One Million Covid Dead in U.S.: Who Pays the Price?

US covid 2020

The United States has reached a terrible milestone: over one million people have died of Covid. This continuing tragedy could have and should have been avoided. But instead of responding to the pandemic by protecting people’s lives, businesses and the government protected profit.

Despite the pronouncements of celebrities and politicians that we are “all in this together,” this was never the case. The death burden of Covid has been distributed incredibly unequally across society. Younger Black and Latino people have died at rates 4 times higher than white people. The poor and working class have seen the highest death rates in the U.S. – with some poor neighborhoods having rates up to 4 times higher than the wealthiest neighborhoods. In fact, one of the deadliest pre-existing conditions was simply being a worker. Essential workers made up over 80% of Covid deaths of those younger than 65 – a staggering toll.

This horrific inequality was revealed by a recent government report documenting how meat-packing companies such as Tyson and Smithfield lied in order to force workers to stay on the job. In spring of 2020, at the beginning of the pandemic, the bosses of big meatpacking companies demanded that their factories stay open. They lobbied and cajoled government officials to allow their factories remain open even as Covid cases increased exponentially. In order to justify jeopardizing the safety of their workers, they claimed that there was a meat shortage. The companies announced that there would be massive disruptions to the meat supply if the factories were closed. John Tyson, the Chairman of Tyson’s board, even took out a full-page advertisement in the New York Times and the Washington Post that the food supply was “breaking down” and that meatpackers had a responsibility to feed the country.

All of this was a lie. Not only was there no meat shortage, but meat exports by Tyson, Smithfield, and other companies were at their highest levels in years. In fact, Smithfield foods exported 90% more meat during the first three quarters of 2020 than in 2017. The biggest meatpacking companies increased their profits by 120% compared to before the pandemic.

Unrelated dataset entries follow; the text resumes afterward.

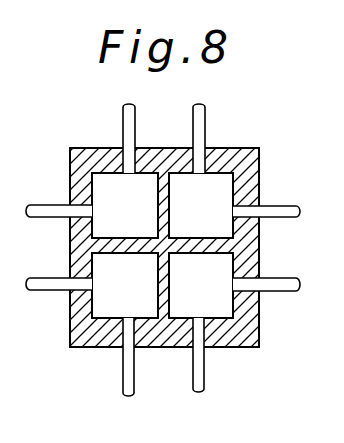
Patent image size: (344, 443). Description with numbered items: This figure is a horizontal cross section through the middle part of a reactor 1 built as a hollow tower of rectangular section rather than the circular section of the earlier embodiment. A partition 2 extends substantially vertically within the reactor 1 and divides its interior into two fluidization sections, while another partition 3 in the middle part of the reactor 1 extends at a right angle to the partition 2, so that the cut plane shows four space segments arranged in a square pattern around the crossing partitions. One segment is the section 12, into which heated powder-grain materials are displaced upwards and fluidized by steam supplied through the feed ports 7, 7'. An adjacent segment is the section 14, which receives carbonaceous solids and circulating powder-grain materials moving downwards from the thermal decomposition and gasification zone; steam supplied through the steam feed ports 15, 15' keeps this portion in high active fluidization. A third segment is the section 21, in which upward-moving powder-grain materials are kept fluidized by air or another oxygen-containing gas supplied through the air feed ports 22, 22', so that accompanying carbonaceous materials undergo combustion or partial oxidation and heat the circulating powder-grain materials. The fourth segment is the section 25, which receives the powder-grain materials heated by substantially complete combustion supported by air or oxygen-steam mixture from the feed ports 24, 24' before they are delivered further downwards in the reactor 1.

The reactor 1 is at (70, 167).
The partition 2 is at (169, 208).
The partition 3 is at (133, 253).
The feed port 7 is at (52, 191).
The feed port 7' is at (148, 133).
The section 12 is at (113, 192).
The section 14 is at (103, 299).
The steam feed port 15 is at (53, 263).
The steam feed port 15' is at (157, 368).
The section 21 is at (220, 297).
The air feed port 22 is at (226, 356).
The air feed port 22' is at (279, 266).
The feed port 24 is at (221, 136).
The feed port 24' is at (278, 193).
The section 25 is at (223, 191).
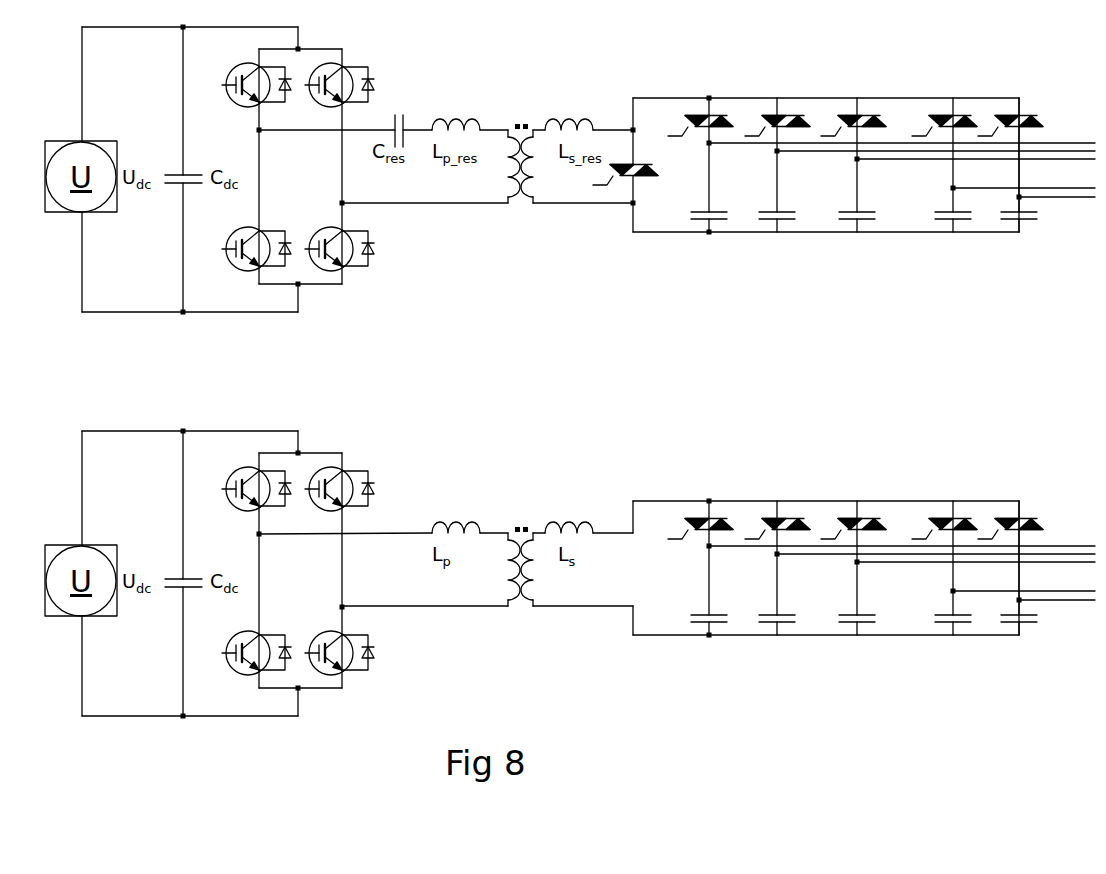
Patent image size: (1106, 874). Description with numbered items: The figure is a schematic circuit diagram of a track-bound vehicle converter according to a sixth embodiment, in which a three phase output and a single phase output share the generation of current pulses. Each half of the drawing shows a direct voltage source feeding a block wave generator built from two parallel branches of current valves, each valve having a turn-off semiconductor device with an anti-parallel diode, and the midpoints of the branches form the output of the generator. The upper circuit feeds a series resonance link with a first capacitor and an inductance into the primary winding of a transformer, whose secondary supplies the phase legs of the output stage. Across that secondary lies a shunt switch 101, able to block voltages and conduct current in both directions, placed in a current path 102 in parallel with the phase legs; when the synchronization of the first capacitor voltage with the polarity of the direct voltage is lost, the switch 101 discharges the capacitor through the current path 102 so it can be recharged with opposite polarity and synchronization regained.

The shunt switch 101 is at (695, 130).
The current path 102 is at (633, 146).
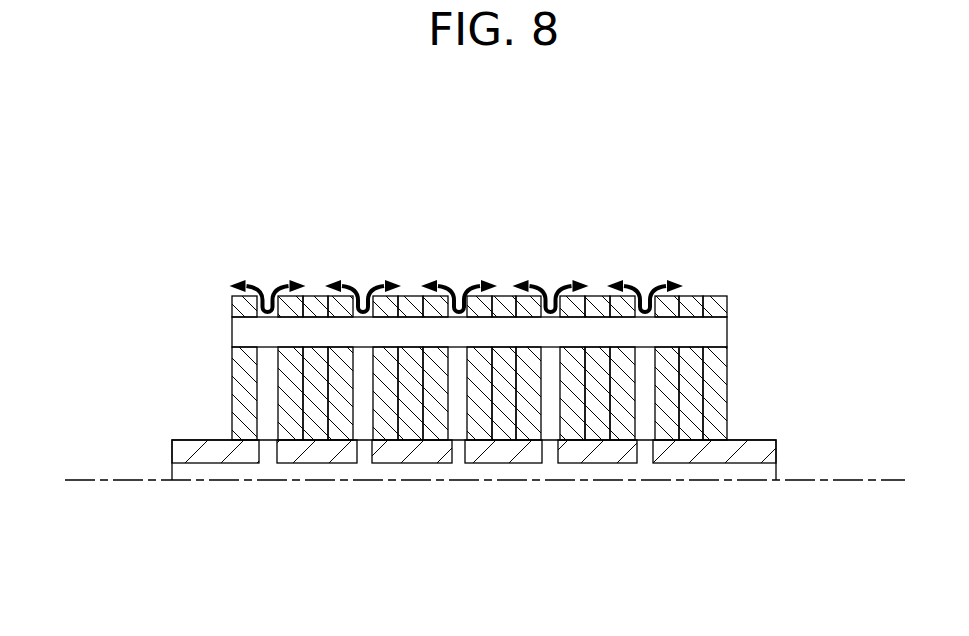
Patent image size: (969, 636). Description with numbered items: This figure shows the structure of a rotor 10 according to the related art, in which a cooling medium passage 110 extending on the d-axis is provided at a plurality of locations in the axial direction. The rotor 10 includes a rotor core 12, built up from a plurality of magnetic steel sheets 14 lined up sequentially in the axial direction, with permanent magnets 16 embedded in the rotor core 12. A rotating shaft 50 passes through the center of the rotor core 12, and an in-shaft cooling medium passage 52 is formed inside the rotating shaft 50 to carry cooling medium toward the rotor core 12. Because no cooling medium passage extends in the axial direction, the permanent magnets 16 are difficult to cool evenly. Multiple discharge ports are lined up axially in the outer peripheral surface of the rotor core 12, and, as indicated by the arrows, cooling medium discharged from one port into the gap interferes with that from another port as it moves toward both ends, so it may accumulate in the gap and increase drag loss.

The rotor 10 is at (288, 258).
The rotor core 12 is at (727, 301).
The magnetic steel sheets 14 is at (572, 418).
The permanent magnets 16 is at (492, 335).
The rotating shaft 50 is at (765, 442).
The in-shaft cooling medium passage 52 is at (378, 464).
The cooling medium passage 110 is at (357, 382).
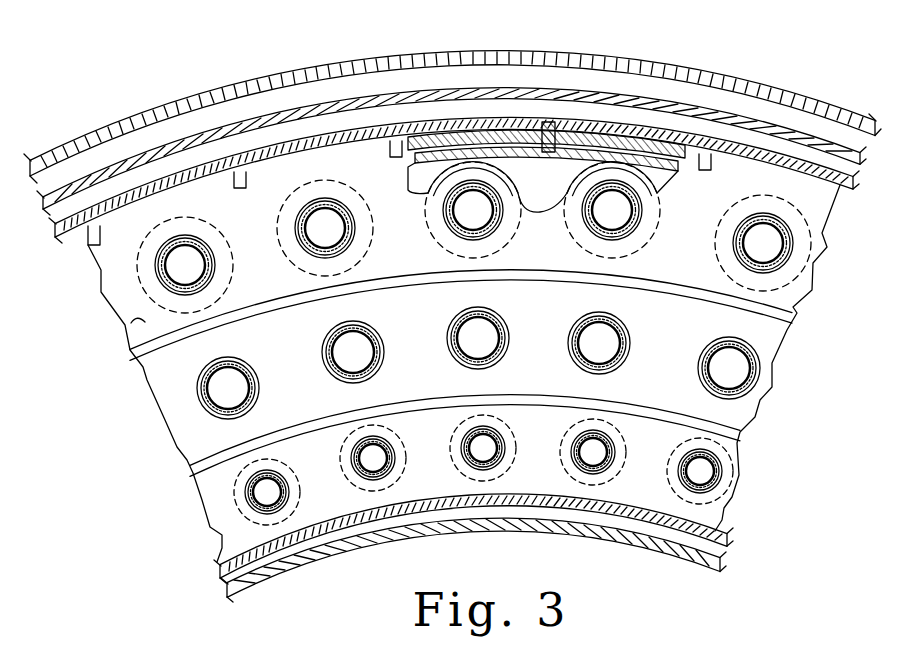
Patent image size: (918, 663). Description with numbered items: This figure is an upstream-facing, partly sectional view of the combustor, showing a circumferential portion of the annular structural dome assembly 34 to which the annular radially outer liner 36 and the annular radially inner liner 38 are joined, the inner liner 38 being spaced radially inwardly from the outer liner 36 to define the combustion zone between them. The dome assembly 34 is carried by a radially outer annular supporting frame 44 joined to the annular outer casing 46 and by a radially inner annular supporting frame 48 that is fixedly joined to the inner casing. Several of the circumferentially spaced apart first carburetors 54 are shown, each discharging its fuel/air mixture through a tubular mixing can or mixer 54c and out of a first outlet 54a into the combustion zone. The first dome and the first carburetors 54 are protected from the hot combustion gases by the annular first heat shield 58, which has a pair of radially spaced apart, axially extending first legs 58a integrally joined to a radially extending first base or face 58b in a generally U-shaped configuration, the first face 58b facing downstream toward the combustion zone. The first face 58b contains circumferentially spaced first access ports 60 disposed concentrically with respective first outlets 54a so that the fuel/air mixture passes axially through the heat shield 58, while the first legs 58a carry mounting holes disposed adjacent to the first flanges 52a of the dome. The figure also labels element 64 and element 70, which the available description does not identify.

The cost of these profits were the lives of at least 270 meatpacking workers who were exposed to Covid on the job, and likely many more. Over 300,000 cases of Covid have been connected to meatpacking plants, while counties with meatpacking plants have seen per capita Covid infection rates that are twice as high as the average.

One million have died in the U.S., but it’s not because of Covid alone. It’s because of capitalism. Companies have skirted health protections, lied about shortages, and pressured workers to remain on the jobs despite the health risks – all so that the companies could better their bottom line. Capitalism is killing us; it has to be replaced.